Studies of tobacco mosaic virus reassembly with an RNA tail blocked by a hybridised and cross-linked probe.

Segments of cloned cDNA to tobacco mosaic virus RNA, 150--300-bases long, have been hybridised and cross-linked to the RNA, which has then been used for reassembly experiments. This enables the elongation reaction, which does not encapsidate the double-stranded region generated, to be stopped at specific regions along the RNA and the resulting particles to be characterised, by measuring the lengths of the rods in the electron microscope. With hybridisation to the 3'-tail the entire RNA contiguous to the nucleation region is encapsidated, from the 5'-terminus up to the modified region.
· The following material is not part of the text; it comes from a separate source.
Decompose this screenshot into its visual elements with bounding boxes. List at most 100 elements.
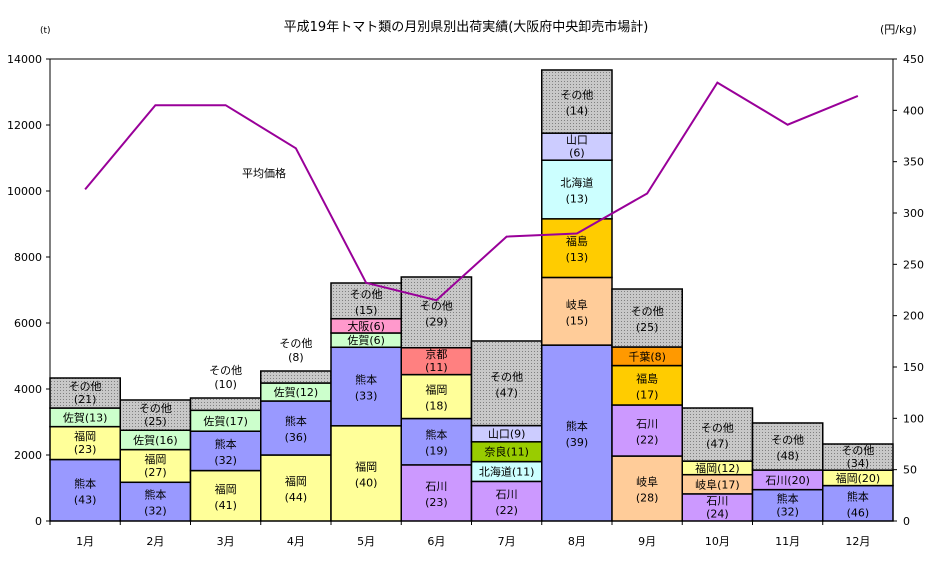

When the double-stranded region is on the 5'-side of the nucleation region, the mean length of the particles corresponds to a situation in which the double-stranded region is unable to enter the central hole of the growing rod, but the 3'-tail of the RNA is completely encapsidated. The longest particles hybridised on the 5'-tail (i.e. in a class longer than the mean length) show an effect complementary to those with a 3'-block, and have lengths which correspond to encapsidation from the modified region to the 3'-terminus, despite the continued presence of the 5'-tail up the rod. In all cases where there is a remaining 5'-tail the lengths observed can only be explained if elongation has occurred substantially, or probably completely, along the 3'-tail. Hence elongation must have occurred simultaneously along both the 5' and 3'-tails of the tobacco mosaic virus RNA after initiation on the internal nucleation region.